Because our working memory has limited capacity, our ability to multitask is largely a myth. One study showed that switching between two simultaneous tasks resulted in a 20% time loss. Switching between three tasks caused a 50% time loss! Other studies have been more generous, but all have consistently found evidence of lost productivity. This can in part be observed through brain imaging, which shows that multitasking pushes associated cognitive function into areas of the brain not intended for those tasks.
So what's the application to leadership? Company leaders often strain the limits of their employees' working memory by contributing to information overload and increasing the complexity of work tasks. Think about it: When was the last time a management decision in your firm actually made things easier for employees? The byproduct of most management actions is more things to do and more time required to do them.
The findings of neuroscience illuminate our limitations in mentally processing the ever-increasing information and complexity of the modern workplace. Besides restrained capacity, working memory is also easily distracted and energy intensive. To bring out the best in your team as a leader, you want to help focus attention on the things that matter most. Distribute work tasks appropriately, help teammates concentrate on one task at a time, reduce the "mental noise" that so easily distracts.
If a typical day at the office pushes our working memory beyond its limits, consider the impact of change. There's still more information to process while the brain's hardwired cognitive functioning is less useful for the work to be performed. Leaders can help by keeping things as simple as possible, phasing in change over time, and aligning new tasks to old ones to the extent practical. Ultimately, however, you want to facilitate change within the brain.
Focusing attention helps the brain rewire circuits to accommodate change. The brain has remarkable ability to reshape itself in response to changes. We see this in individuals who have suffered traumatic brain injuries, where normal functioning is lost in certain parts of their brain. In many cases, the damaged brains have rewired their circuitry to enable other undamaged parts of the brain to take over the lost functionality.
Similarly, our brain can reshape itself to respond to organizational change and new work tasks. As a leader, you can guide this process by helping people focus attention and activity. Brain research has shown that we can actually stimulate physical changes in the brain by concentrating attention. Over time, this focus stabilizes certain associated connections in the brain, allowing it to rewire itself. This relieves working memory by creating new hardwired circuitry to support new work functions.

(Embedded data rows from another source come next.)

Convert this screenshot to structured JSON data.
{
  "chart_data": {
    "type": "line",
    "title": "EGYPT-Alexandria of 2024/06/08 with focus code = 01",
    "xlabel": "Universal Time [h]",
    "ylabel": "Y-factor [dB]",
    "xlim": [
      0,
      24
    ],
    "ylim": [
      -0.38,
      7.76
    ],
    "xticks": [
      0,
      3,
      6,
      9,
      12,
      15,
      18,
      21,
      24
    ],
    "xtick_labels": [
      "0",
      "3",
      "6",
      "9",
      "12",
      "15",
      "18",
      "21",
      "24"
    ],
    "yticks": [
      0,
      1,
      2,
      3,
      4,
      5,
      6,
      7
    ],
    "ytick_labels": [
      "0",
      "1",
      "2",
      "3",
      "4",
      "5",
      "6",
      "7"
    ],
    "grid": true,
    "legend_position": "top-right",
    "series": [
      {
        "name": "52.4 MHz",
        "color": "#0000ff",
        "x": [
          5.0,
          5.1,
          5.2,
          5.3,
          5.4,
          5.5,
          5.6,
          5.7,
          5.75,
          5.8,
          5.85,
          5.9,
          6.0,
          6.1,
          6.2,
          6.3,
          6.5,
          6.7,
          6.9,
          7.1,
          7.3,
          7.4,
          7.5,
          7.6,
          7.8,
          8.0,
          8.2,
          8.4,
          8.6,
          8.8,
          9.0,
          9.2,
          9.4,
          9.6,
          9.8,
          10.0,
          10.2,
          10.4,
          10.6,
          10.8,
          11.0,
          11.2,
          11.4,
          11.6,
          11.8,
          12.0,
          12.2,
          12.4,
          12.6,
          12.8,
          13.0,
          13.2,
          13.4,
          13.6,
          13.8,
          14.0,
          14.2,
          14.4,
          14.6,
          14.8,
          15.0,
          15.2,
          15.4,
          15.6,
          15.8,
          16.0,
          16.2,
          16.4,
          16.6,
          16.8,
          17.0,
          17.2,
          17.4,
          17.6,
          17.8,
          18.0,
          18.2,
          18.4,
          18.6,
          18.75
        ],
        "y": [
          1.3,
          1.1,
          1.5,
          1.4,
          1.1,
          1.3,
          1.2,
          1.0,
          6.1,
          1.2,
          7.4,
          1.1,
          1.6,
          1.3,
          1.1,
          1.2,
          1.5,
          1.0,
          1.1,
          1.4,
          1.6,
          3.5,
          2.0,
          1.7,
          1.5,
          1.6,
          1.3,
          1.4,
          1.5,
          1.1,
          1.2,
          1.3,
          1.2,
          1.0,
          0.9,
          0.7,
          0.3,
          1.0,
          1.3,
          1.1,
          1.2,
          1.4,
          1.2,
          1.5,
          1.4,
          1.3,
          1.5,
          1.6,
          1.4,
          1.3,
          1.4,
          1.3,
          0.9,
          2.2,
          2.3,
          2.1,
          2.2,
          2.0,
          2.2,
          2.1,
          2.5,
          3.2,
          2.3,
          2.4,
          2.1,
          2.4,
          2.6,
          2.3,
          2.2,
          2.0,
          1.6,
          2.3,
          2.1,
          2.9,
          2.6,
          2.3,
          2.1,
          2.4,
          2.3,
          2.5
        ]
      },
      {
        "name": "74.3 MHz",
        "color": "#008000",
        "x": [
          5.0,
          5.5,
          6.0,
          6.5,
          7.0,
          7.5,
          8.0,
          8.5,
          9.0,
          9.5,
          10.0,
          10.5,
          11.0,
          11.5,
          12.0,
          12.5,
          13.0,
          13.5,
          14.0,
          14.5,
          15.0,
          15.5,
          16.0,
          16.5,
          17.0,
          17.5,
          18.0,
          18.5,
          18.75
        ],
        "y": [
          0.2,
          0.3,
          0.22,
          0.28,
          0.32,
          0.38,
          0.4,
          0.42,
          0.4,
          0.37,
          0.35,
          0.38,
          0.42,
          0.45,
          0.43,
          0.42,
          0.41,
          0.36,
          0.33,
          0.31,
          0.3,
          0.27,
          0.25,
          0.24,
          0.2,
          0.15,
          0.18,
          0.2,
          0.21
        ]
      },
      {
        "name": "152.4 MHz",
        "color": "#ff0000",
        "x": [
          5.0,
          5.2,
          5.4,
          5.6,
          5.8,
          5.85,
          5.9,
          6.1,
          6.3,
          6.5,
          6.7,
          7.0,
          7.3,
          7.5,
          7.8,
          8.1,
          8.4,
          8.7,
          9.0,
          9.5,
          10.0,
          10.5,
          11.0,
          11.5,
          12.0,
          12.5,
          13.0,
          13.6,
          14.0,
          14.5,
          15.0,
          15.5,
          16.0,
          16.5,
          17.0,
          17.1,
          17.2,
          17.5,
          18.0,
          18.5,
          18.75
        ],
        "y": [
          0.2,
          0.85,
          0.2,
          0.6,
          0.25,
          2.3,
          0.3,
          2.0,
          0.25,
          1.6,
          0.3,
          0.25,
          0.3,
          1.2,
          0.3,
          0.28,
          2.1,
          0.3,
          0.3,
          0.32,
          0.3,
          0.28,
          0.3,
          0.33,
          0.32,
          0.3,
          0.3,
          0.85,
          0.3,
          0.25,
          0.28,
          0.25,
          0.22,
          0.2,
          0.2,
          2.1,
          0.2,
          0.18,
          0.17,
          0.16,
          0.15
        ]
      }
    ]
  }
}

Even if you didn't know the neuroscience behind it, you have witnessed this transformation many times. When you first were learning to drive a car, for example, it consumed most of your working memory. You had to consciously think about every step—where the brake pedal was, which way to flip the turn signal, where to position your hands on the steering wheel. But over time, concerted effort and focus enabled your brain to hard-wire much of the cognitive function associated with driving, so that you can do it now with little conscious thought.
As a change leader, you can greatly benefit from having a basic understanding of the neuroscience associated with change. Ultimately, you have to overcome the inertia of people's hardwired brain functioning and set in motion the steps to enable brains to change in order for behaviors to change for the long term. It may not be as difficult as you imagined if you can maintain focus on the right things.